Did Dick Turpin dwell in Croydon ?
In 2006 it was the 300th anniversary of the birth of England's best known highwayman, Dick Turpin.
If legend is to be believed, a chance encounter in a Broad Green pub led to Dick Turpin's life of criminal notoriety. It is said the highwayman met members of the infamous Gregory's Gang in the now demolished Half Moon Inn and joined the group in a crimewave before becoming a lone highwayman.
While many have rubbished the highwayman's alleged links with Croydon, the colourful claims continue to intrigue people.
It is believed Turpin had been living in a cottage in Thornton Heath belonging to his aunt and uncle in 1735 when he met members of Gregory's Gang at the Half Moon. According to Purley based local history enthusiast Yvonne Walker, by this time Turpin had already dabbled in smuggling and receiving stolen goods, selling contraband carcasses and sheep during a brief stint as a butcher.
However his antics with the band of thieves, also known as the Essex Gang, took a more sinister and ruthless turn.

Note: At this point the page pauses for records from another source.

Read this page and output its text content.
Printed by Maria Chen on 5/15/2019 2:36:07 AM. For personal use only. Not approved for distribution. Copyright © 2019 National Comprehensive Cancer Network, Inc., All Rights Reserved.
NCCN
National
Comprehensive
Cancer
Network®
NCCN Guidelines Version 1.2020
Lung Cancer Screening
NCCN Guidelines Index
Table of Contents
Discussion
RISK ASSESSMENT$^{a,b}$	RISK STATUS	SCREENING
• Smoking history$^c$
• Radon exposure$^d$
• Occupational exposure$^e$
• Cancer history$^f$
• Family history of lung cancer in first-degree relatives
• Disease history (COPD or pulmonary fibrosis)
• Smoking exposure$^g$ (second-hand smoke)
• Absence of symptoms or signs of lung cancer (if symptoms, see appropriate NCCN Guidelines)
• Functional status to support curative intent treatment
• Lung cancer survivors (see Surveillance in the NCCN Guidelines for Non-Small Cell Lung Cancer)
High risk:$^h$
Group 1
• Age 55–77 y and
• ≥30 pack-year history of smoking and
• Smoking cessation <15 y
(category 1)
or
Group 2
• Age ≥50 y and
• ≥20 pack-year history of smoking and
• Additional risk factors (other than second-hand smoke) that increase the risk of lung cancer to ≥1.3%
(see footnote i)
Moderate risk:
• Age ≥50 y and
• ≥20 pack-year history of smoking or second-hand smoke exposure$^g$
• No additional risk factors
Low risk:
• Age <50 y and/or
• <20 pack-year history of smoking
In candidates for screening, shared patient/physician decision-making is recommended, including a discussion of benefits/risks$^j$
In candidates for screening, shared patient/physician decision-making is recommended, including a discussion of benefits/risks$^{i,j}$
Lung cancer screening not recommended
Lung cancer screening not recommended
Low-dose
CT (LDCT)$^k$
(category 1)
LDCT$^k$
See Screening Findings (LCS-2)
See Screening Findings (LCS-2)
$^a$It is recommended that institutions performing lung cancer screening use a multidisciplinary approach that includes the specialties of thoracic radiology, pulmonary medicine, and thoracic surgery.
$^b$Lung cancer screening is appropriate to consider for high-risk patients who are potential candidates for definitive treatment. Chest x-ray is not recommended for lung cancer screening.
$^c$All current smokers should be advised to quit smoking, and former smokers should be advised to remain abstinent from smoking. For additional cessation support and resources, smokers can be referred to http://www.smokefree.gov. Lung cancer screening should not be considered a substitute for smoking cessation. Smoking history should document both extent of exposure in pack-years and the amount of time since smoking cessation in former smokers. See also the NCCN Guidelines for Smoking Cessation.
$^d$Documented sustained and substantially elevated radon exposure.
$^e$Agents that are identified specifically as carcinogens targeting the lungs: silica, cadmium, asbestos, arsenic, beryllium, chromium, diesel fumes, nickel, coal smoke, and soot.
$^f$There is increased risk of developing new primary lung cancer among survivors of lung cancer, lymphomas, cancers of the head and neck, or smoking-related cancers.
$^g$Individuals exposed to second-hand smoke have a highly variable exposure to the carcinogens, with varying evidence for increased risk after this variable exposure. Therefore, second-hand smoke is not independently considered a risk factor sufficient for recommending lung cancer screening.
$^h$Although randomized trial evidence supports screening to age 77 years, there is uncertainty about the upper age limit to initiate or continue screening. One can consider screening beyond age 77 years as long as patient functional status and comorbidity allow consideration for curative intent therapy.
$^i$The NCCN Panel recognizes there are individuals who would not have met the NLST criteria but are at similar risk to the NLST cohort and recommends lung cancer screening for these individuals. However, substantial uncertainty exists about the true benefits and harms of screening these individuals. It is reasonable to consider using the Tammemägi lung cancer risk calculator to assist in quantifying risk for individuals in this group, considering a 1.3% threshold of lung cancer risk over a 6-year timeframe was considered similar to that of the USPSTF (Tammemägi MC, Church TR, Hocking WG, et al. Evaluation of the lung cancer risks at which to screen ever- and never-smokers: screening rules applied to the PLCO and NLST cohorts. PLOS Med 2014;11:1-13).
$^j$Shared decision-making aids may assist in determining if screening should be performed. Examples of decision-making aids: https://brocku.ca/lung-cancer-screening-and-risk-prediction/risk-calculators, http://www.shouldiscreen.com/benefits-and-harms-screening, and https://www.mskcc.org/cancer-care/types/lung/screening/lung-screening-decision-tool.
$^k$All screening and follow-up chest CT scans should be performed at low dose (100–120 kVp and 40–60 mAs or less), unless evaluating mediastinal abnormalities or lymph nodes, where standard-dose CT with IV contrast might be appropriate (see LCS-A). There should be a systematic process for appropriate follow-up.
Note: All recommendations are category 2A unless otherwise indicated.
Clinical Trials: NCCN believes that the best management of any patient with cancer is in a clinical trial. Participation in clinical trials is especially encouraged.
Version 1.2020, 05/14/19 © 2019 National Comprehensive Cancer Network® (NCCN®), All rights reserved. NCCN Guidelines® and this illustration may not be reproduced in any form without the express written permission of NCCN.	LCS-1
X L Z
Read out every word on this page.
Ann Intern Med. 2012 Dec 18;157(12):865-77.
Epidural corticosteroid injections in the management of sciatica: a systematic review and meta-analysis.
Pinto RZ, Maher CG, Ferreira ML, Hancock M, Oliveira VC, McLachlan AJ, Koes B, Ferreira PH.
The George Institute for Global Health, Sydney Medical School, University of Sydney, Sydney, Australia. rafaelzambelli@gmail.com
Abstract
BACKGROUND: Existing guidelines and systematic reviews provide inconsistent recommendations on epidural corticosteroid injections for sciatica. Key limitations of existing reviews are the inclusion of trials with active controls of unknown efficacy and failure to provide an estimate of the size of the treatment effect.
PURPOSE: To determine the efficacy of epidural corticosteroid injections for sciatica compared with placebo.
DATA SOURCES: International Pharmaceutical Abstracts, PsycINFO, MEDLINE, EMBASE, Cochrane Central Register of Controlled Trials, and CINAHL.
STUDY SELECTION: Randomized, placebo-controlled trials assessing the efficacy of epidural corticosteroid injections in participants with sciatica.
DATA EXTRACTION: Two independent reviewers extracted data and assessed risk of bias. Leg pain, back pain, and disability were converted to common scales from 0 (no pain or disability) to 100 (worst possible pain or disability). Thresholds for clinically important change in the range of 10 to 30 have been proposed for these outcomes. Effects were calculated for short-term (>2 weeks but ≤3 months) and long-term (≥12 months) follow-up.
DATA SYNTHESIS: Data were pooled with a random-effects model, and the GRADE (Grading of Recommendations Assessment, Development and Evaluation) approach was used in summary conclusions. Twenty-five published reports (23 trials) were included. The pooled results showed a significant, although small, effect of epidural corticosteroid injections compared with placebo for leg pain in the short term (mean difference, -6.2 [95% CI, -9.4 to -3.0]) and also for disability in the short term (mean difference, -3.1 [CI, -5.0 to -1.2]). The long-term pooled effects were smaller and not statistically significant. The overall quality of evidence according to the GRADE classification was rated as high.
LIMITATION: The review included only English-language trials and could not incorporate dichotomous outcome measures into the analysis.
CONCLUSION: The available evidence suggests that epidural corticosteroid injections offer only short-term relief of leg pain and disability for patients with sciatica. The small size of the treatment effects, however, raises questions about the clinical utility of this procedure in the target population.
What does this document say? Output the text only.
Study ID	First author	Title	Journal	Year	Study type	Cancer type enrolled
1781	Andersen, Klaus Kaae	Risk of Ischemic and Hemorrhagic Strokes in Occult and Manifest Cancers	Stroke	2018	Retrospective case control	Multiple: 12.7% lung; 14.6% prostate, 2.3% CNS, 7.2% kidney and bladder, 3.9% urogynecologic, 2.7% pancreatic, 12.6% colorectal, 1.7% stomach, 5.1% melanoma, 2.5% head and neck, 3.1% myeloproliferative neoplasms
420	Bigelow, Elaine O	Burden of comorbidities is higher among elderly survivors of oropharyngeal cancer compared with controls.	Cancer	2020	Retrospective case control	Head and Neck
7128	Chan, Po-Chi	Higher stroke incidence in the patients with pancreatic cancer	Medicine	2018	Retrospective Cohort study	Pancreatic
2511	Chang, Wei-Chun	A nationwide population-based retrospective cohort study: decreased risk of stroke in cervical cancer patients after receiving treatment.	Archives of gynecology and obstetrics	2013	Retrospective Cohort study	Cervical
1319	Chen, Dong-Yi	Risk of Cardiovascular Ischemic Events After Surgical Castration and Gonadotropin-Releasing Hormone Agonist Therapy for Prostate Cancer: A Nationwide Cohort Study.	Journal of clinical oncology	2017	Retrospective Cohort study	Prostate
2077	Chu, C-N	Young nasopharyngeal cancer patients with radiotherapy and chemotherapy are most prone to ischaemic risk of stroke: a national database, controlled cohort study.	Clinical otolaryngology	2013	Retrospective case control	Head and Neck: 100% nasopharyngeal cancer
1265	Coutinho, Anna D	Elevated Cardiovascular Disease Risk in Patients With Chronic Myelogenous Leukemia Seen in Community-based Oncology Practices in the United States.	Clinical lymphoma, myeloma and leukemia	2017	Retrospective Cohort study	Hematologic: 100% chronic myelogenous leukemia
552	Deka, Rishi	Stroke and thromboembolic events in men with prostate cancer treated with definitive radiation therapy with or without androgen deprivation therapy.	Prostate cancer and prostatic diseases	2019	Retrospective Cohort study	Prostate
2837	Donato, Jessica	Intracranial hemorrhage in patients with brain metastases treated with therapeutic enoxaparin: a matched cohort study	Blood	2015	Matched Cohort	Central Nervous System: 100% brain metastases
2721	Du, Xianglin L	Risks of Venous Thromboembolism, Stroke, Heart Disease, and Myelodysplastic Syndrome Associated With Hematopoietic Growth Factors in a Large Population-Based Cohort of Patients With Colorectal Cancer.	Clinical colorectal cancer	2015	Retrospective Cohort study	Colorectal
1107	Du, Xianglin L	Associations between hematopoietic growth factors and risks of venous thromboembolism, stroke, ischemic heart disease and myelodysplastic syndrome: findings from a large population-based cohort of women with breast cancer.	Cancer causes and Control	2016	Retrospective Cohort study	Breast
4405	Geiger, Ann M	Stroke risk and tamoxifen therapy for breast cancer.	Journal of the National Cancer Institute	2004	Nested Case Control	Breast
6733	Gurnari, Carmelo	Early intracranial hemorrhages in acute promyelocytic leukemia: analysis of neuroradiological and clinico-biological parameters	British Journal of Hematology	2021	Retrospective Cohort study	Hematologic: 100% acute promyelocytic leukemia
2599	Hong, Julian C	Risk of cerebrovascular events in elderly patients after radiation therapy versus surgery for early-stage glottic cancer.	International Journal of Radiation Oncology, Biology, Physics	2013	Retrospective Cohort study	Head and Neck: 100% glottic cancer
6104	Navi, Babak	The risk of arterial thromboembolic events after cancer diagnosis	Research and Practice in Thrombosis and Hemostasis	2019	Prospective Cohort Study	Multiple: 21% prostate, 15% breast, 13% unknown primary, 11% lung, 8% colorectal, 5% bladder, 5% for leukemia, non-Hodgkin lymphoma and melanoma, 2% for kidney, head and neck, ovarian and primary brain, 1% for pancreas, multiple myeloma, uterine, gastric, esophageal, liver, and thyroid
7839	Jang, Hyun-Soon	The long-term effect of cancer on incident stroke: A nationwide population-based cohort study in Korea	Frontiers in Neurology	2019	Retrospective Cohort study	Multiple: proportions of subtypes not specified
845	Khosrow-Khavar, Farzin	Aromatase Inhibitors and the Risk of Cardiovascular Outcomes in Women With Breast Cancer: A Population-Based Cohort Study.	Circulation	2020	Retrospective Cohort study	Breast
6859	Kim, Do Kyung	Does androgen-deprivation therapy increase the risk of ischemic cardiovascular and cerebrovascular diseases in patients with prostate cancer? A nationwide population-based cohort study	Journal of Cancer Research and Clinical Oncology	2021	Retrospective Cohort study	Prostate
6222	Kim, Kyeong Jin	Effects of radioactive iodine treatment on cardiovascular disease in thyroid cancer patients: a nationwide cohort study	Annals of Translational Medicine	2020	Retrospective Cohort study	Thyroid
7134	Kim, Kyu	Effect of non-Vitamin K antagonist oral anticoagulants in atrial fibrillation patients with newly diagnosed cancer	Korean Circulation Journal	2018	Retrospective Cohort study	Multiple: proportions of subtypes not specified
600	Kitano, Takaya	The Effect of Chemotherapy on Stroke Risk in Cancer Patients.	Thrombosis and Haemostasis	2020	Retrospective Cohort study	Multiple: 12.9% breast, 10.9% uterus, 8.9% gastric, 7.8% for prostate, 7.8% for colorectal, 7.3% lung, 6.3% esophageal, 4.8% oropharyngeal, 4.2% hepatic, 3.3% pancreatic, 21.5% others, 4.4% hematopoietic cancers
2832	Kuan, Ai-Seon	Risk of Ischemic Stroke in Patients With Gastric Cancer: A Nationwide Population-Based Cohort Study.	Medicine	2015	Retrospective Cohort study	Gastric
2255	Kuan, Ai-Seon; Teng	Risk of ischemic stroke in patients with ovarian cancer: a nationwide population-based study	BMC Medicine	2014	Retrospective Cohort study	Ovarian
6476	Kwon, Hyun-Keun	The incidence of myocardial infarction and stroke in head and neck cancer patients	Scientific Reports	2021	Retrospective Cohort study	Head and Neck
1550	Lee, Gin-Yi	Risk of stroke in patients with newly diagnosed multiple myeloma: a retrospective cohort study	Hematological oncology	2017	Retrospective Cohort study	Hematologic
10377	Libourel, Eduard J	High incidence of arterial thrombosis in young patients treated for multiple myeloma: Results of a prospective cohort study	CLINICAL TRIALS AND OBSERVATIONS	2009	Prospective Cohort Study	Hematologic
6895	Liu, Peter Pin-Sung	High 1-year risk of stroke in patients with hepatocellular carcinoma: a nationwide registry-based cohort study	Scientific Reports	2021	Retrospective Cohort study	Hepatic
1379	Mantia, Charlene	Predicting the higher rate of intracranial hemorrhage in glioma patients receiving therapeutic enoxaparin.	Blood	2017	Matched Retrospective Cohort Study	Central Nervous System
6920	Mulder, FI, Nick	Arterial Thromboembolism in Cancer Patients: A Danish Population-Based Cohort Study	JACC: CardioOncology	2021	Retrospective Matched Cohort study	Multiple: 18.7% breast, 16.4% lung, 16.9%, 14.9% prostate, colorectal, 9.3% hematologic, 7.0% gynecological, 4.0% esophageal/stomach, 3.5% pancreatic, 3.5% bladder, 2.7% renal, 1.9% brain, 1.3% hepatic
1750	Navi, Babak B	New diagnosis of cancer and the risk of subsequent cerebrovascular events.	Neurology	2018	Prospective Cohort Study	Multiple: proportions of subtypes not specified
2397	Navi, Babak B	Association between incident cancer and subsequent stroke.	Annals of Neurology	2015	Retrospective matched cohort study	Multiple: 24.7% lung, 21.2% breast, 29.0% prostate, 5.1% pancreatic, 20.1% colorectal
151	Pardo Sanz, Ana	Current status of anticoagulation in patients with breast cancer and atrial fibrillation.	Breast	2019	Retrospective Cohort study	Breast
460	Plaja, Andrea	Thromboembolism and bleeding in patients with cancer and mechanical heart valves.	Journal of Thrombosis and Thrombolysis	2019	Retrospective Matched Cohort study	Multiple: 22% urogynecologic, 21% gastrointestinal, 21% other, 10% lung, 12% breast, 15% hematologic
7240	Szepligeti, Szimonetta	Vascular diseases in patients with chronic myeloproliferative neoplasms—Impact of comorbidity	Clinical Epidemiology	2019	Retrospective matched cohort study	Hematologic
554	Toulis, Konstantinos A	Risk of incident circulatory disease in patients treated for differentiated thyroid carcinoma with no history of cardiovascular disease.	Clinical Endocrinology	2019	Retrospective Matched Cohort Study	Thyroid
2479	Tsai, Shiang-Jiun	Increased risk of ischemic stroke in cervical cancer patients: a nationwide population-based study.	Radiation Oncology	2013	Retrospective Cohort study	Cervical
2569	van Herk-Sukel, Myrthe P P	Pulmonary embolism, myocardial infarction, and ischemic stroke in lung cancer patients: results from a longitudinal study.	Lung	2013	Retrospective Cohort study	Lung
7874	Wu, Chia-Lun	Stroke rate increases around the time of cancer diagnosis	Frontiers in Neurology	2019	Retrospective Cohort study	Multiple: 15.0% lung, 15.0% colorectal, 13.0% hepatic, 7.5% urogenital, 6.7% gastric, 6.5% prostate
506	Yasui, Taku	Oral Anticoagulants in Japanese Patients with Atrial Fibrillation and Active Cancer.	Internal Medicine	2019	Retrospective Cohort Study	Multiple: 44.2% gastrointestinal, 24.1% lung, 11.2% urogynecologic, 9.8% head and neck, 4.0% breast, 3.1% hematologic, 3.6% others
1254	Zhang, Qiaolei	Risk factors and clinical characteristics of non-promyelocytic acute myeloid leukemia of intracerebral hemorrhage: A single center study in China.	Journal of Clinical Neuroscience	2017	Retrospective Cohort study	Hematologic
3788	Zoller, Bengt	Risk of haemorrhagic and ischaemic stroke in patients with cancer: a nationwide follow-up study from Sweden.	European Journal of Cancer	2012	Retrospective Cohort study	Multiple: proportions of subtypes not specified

The speciality of Gregory's Gang was to break into houses and on occasion torture women for valuables.
Ms Walker said: "Some say he came here, others scoff. The gang's net reached far and wide and according to legend, reached Croydon. "It was said they plotted their crimes at the Three Tuns Inn, which once stood in the market area of present day Surrey Street. Another legend says that Dick Turpin used a small house in Thornton Heath which was later called Dick Turpin's Cottage. "This was believed to be near Colliers Water Farm, now the site of the clocktower.
The farm itself had secret passages and was a regular haunt of highwaymen operating in the area."
Turpin is said to have become a highwayman after leaving Gregory's Gang, joining up with notorious highway robber Tom King. The pair operated in Epping Forest before King was accidentally shot dead by Turpin.
He continued his life of crime alone, moving north. In 1739 the authorities caught up with him and he was executed.
The antics of Turpin have been romanticised over the years, with films and books portraying him as a gentleman thief. Ms Walker added: "Many of the legends associated with Dick Turpin were started by the Victorian novelist Harrison Ainsworth when he published his book Rookwood. "He painted a rosy glow of chivalry and romance around a man who was brutal and had no qualms about terrorising his helpless victims, be they young or old, male of female." Indeed, the legend of Dick Turpin has been so romanticised over the years that it is difficult to separate fact from fiction.
A spokesman for Croydon local studies library and archive service said: "There is no proof so no way to know for certain exactly what links he has got with Croydon. "Some of the information we hold says he stayed in a cottage in Thornton Heath and met the infamous Gregory's Gang at the Half Moon in Broad Green. But his story is so colourful that we don't know for sure."